Key findings of the Commission’s study of recidivism among firearms offenders are:
- The 3,446 firearms offenders analyzed in this report represent 13.8 percent of the 25,000 offenders in this study who were released in calendar year 2005.
- Firearms offenders recidivated at a higher rate than non-firearms offenders. Over two-thirds (68.1%) of firearms offenders were rearrested for a new crime during the eight-year follow-up period compared to less than half of non-firearms offenders (46.3%).
- Firearms offenders recidivated more quickly than non-firearms offenders. Of the firearms offenders who recidivated, the median time from release to the first recidivism event was 17 months. Comparatively, the median time from release to the first recidivism event for non-firearms offenders was 22 months.
- A greater percentage of firearms offenders were rearrested for serious crimes than non-firearms offenders. Of the firearms offenders who recidivated, assault was the most serious new charge for 29.0 percent, followed by drug trafficking (13.5%) and public order crimes (12.6%).

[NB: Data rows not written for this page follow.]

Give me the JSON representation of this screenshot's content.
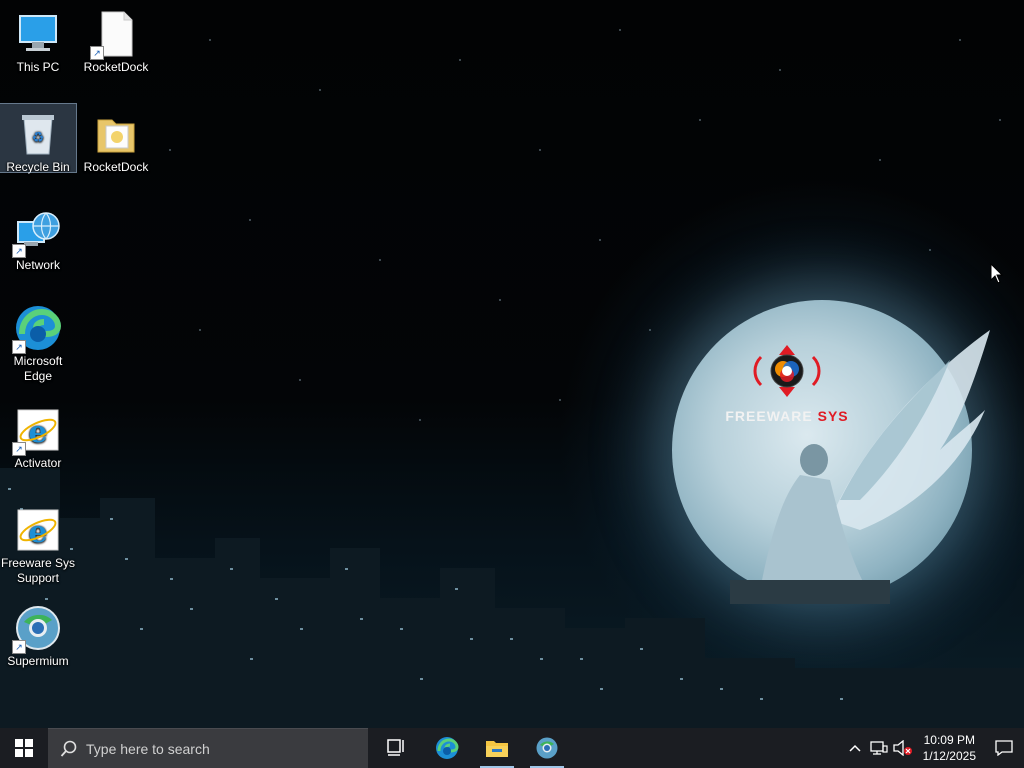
{
  "desktop": {
    "icons": [
      {
        "label": "This PC"
      },
      {
        "label": "RocketDock"
      },
      {
        "label": "Recycle Bin"
      },
      {
        "label": "RocketDock"
      },
      {
        "label": "Network"
      },
      {
        "label": "Microsoft Edge"
      },
      {
        "label": "Activator"
      },
      {
        "label": "Freeware Sys Support"
      },
      {
        "label": "Supermium"
      }
    ]
  },
  "wallpaper": {
    "brand_word1": "FREEWARE",
    "brand_word2": "SYS",
    "brand_colors": {
      "primary": "#e01b24",
      "text": "#f2f2f2"
    }
  },
  "taskbar": {
    "search_placeholder": "Type here to search",
    "pinned": [
      "task-view-icon",
      "edge-icon",
      "file-explorer-icon",
      "supermium-icon"
    ],
    "clock": {
      "time": "10:09 PM",
      "date": "1/12/2025"
    },
    "tray_icons": [
      "chevron-up-icon",
      "network-icon",
      "volume-muted-icon"
    ]
  }
}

Of the non-firearms offenders who recidivated, assault was the most common new charge for 21.9 percent, followed by public order crimes (19.4%) and drug trafficking (11.1%).

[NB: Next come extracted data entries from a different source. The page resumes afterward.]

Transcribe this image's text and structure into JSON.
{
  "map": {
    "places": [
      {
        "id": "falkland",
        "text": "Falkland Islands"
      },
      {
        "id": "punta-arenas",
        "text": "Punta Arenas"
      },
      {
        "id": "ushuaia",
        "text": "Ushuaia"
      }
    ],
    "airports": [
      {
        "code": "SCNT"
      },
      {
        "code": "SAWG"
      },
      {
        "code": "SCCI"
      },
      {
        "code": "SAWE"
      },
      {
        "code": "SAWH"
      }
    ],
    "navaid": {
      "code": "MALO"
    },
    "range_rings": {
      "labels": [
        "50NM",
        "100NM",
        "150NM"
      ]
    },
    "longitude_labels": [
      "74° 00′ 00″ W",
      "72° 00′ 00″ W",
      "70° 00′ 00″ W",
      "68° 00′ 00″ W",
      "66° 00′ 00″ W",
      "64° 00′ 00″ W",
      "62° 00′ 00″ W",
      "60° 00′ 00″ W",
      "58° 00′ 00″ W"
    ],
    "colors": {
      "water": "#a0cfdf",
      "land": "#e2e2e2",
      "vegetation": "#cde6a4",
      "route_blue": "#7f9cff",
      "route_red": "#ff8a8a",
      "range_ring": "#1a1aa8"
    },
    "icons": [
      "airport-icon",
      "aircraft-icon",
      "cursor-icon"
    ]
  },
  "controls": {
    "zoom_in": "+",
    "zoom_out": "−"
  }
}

- Firearms offenders have higher recidivism rates than non-firearms offenders in every Criminal History Category. The difference in recidivism rates between firearms and non-firearms offenders is most pronounced in Criminal History Category I, the lowest Criminal History Category, where firearms offenders recidivated at a rate approximately 12 percentage points higher than non-firearms offenders (45.0% compared to 33.2%).
- Firearms offenders recidivated at a higher rate than non-firearms offenders in every age group at the time of release from custody. Firearms offenders recidivated at nearly twice the rate of nonfirearms offenders among those released after age 50 (39.3% compared to 20.6%).

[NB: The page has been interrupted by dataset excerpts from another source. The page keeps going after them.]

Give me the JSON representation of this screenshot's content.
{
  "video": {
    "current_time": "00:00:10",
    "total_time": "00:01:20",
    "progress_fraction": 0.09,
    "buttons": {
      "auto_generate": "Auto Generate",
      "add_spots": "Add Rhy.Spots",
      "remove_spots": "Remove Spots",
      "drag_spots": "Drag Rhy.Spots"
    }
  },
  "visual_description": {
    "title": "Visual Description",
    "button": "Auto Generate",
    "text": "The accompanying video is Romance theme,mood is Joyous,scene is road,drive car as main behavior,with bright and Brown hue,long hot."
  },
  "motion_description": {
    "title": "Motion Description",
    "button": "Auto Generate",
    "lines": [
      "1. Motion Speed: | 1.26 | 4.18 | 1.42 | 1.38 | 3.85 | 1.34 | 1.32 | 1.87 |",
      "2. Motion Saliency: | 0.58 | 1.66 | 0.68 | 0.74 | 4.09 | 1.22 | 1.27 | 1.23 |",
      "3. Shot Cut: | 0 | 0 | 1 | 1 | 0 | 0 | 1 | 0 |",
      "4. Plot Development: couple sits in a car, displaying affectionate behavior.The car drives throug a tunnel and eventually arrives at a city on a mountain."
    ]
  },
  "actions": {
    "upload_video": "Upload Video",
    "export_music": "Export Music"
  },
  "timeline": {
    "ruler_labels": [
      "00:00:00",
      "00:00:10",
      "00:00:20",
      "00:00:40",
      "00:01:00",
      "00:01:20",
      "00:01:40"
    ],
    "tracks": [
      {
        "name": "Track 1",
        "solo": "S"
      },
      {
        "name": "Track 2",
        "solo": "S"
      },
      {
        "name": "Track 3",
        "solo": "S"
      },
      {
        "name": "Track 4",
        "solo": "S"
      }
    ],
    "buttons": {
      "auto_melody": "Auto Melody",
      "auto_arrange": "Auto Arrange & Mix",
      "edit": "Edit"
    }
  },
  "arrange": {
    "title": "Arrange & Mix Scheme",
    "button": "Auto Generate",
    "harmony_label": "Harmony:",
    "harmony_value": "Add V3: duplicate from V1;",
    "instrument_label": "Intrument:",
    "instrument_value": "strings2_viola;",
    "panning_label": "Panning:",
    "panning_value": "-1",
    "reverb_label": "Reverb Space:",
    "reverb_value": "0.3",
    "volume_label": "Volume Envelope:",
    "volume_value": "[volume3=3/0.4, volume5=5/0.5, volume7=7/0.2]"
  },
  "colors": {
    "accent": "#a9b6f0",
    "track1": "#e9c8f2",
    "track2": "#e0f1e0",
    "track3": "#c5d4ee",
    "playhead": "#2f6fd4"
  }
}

- Offender characteristics and recidivism rates vary depending on the type of firearms offense committed by offenders sentenced under §2K2.1. However, criminal history remains a strong predictor of recidivism regardless of the type of firearms conviction.
- Section 924(c) offenders generally recidivated less frequently, for less serious crimes, and after a longer crime-free period than other firearms offenders. However, among section 924(c) offenders, offenders who engaged in violent criminal conduct—either as part of the instant offense or during prior criminal activity—generally recidivated at a higher rate, more quickly, and for more serious crimes than non-violent section 924(c) offenders who were convicted of drug trafficking as their instant offense underlying the section 924(c) charge.